WP7 won't know what to do with Windows malware anymore than Linux or the Xbox.

WP7 is all ARM, I don't think they even plan on having it ported for Atoms.

Reply Parent Score: 2

RE: different stack
by rhavenn on Wed 13th Oct 2010 04:24 in reply to "different stack"
rhavenn Member since:
2006-05-12

WP7 won't know what to do with Windows malware anymore than Linux or the Xbox.

WP7 is all ARM, I don't think they even plan on having it ported for Atoms.


No, that's incorrect.
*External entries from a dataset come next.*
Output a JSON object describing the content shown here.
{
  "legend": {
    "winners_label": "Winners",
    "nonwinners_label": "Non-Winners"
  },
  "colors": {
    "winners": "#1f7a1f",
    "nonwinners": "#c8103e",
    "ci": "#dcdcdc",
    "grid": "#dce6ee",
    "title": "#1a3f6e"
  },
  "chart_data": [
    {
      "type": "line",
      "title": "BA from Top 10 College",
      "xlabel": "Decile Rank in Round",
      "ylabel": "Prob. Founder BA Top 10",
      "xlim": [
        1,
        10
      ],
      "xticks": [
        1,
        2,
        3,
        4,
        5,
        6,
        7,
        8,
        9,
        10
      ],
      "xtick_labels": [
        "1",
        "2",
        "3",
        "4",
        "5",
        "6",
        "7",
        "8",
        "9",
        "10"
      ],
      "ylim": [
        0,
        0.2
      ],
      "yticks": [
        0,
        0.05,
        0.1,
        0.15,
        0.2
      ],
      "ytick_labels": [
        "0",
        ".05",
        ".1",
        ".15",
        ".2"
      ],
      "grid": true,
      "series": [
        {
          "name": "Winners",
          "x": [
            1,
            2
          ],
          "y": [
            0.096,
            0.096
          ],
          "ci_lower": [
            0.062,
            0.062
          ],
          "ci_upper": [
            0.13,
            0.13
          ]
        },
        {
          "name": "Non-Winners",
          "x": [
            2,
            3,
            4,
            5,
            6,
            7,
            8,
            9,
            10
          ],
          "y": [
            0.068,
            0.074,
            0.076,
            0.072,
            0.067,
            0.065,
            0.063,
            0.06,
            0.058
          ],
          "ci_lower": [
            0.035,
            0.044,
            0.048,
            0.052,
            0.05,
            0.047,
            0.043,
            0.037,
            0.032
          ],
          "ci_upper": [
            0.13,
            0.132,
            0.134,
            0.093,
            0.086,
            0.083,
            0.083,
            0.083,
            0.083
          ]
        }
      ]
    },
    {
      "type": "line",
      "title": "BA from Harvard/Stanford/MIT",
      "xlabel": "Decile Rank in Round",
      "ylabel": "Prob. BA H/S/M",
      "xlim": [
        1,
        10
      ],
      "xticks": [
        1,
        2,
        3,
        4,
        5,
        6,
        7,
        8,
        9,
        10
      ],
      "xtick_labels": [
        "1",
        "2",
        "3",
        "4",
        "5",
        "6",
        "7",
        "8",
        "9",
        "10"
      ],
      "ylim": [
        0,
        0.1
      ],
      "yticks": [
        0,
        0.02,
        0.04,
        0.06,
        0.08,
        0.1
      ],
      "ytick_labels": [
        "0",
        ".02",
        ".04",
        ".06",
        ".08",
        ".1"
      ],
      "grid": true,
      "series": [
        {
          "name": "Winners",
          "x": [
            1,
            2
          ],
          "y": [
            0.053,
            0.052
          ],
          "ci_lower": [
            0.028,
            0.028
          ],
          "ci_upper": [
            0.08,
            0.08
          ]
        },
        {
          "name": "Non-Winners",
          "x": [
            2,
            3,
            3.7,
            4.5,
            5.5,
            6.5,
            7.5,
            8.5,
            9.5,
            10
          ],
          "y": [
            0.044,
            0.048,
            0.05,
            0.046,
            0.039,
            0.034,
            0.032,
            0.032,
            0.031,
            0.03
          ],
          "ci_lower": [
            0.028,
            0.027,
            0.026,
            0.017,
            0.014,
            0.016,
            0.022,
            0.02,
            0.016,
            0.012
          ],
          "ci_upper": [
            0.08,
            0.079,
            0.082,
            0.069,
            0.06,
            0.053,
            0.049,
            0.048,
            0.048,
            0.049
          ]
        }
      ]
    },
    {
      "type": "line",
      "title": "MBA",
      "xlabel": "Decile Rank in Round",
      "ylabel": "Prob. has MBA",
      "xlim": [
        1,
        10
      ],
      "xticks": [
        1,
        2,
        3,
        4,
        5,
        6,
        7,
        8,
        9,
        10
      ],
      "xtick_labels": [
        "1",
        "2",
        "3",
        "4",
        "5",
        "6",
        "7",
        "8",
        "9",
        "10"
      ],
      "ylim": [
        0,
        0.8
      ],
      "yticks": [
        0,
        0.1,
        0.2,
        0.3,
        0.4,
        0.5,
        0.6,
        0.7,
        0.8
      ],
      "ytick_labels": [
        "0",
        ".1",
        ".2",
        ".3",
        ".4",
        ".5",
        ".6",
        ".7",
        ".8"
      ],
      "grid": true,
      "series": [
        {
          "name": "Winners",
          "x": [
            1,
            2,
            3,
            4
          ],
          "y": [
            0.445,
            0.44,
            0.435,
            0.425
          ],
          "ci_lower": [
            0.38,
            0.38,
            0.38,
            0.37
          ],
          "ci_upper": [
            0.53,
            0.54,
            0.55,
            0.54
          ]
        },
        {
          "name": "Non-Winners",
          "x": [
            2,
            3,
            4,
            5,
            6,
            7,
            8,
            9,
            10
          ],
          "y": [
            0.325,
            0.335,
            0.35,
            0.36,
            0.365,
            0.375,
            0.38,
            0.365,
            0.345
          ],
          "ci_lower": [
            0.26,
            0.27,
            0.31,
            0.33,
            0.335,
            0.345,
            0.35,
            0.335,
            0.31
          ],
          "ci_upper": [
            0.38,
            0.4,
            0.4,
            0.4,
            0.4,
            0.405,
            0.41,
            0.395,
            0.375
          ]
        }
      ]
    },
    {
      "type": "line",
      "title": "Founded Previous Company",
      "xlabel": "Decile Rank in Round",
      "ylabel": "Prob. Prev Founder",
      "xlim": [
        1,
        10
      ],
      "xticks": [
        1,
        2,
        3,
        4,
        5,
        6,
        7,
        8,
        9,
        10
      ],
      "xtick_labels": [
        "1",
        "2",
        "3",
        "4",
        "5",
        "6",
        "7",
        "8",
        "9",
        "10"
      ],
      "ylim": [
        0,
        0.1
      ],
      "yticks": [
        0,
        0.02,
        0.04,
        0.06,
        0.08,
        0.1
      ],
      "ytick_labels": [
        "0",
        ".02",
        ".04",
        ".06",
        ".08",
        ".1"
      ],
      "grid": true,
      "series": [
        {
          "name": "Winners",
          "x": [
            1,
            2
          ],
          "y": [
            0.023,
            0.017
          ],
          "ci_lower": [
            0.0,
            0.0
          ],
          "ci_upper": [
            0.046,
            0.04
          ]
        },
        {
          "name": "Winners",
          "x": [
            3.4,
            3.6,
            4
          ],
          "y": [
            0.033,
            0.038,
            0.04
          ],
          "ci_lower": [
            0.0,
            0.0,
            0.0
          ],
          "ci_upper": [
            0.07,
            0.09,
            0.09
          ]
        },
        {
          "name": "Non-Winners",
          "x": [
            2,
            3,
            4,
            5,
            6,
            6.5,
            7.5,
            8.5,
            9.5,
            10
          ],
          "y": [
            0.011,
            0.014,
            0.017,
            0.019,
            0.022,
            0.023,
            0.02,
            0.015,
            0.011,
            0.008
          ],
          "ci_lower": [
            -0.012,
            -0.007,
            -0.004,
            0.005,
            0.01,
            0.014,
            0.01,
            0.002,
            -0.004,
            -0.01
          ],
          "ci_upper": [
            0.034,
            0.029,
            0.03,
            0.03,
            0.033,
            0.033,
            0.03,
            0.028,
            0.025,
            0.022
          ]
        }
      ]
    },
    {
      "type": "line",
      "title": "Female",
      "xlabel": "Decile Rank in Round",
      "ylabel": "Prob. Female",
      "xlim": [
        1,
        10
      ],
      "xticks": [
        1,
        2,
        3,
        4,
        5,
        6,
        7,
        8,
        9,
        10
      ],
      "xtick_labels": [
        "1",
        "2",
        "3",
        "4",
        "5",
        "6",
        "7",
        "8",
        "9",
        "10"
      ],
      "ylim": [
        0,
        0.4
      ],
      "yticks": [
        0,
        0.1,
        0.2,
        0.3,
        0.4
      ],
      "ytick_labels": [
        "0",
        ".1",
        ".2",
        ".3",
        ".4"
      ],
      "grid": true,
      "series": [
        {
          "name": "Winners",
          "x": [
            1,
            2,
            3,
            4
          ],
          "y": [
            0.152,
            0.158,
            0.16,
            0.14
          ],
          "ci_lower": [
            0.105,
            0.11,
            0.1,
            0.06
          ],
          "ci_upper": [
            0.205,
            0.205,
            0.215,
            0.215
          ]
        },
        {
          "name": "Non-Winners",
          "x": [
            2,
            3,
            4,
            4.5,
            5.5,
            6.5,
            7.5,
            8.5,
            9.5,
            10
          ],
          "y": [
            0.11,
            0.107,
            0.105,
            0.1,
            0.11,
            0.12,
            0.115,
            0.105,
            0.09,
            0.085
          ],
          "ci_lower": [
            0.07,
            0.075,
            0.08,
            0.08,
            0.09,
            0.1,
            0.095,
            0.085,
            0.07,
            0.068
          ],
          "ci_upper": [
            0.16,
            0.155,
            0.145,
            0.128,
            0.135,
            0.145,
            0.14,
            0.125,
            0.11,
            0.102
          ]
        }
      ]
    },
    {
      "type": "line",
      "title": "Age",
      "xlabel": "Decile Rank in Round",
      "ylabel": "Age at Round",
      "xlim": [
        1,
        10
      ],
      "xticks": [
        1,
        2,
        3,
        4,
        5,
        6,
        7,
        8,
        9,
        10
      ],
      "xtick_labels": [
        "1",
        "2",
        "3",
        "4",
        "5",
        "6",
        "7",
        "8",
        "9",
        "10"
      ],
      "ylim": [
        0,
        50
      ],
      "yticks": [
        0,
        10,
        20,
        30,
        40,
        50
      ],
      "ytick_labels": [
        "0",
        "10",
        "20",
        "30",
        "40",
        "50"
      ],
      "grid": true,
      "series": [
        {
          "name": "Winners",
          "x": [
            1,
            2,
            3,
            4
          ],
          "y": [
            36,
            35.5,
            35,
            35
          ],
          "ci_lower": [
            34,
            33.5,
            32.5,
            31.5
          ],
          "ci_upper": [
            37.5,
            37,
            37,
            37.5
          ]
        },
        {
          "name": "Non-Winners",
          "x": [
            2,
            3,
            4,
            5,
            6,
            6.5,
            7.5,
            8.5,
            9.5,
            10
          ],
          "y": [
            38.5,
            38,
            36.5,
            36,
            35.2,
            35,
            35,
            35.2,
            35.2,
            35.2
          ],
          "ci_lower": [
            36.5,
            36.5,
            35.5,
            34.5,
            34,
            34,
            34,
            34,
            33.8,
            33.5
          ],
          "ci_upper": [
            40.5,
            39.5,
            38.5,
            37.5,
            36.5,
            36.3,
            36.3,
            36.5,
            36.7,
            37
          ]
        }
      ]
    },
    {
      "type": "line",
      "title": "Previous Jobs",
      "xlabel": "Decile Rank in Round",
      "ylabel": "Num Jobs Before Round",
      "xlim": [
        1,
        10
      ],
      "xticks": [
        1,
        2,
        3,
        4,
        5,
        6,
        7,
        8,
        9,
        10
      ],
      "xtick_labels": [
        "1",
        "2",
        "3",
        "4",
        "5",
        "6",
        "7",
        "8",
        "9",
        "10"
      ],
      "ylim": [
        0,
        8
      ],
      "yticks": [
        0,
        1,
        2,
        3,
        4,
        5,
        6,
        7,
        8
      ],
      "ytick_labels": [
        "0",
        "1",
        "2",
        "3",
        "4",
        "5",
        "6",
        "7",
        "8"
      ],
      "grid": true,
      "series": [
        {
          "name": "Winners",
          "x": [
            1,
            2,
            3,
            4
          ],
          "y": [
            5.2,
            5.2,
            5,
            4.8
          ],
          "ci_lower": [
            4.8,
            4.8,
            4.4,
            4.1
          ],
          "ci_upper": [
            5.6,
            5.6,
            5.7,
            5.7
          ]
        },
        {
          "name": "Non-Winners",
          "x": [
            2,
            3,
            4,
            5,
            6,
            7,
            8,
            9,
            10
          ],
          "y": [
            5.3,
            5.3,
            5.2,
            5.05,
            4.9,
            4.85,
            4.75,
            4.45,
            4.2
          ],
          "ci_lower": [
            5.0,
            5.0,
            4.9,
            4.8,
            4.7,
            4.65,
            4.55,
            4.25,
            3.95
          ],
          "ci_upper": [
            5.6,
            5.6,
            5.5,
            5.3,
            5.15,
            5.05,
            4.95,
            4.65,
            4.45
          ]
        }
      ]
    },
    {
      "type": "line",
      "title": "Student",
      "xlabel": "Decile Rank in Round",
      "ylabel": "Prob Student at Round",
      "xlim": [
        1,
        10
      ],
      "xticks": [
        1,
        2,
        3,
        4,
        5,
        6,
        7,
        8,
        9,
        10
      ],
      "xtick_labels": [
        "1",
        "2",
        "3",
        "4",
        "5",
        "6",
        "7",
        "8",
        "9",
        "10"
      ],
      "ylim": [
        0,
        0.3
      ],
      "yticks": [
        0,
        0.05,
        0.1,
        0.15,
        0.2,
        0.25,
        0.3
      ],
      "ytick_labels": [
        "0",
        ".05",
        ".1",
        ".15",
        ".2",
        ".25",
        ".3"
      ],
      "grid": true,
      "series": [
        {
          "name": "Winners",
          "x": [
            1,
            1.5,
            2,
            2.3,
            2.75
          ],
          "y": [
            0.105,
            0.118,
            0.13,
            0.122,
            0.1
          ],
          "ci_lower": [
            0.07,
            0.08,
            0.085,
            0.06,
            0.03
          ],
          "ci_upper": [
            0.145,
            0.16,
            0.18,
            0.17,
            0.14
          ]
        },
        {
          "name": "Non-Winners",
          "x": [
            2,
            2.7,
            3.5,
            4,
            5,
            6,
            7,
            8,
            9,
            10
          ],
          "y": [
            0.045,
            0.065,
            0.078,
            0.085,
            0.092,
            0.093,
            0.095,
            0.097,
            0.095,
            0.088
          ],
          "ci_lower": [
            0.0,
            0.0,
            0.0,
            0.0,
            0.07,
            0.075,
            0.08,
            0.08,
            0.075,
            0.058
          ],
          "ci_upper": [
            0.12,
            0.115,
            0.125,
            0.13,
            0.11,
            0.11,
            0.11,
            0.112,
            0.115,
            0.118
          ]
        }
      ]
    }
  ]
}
Sure, your "average" assembly code won't run on the platform directly, but assembly is anything but average and my opinion would be that less then %5, maybe even %1, of malware would have any assembly code in it.

However, MS did port the .NET stack and hence pretty much anything written in VS will run just fine. Sure, I'm guessing some file locations have moved, etc..., but the code itself will run just fine.

In short, Win7 mobile probably has plenty of the same holes as regular Win7, especially the .NET related ones.

Reply Parent Score: 1

RE[2]: different stack
by nt_jerkface on Wed 13th Oct 2010 07:27 in reply to "RE: different stack"
nt_jerkface Member since:
2009-08-26

No, that's incorrect. Sure, your "average" assembly code won't run on the platform directly, but assembly is anything but average and my opinion would be that less then %5, maybe even %1, of malware would have any assembly code in it.


Assembly code has nothing to do with it. WP7 can not execute a standard Win32 exe. Windows malware makes Win32 specific calls in order to keep itself alive. Not only is WP7 unable to process a Win32 executable but even if it could the exchange would look like this:

Malware: Requesting standard access to the registry.
WP7: What the hell are you talking about?



However, MS did port the .NET stack and hence pretty much anything written in VS will run just fine. Sure, I'm guessing some file locations have moved, etc..., but the code itself will run just fine.

In short, Win7 mobile probably has plenty of the same holes as regular Win7, especially the .NET related ones.


First of all the vast majority of malware that is not installed voluntarily take advantage of buffer overruns. Both Java and C#/.NET are interpreted languages that require bounds checking to prevent them from happening.

If what you are really saying is that trojans written in .net can be ported to WP7 well that means nothing since trojans can be placed inside Android apps as well. Since WP7 doesn't allow outside apps Android is actually more vulnerable to this type of attack.

Saying that WP7 will be a security risk because of .NET makes about as much sense as saying that Xbox is a security risk because of .NET or that Linux distros are at risk because of Mono.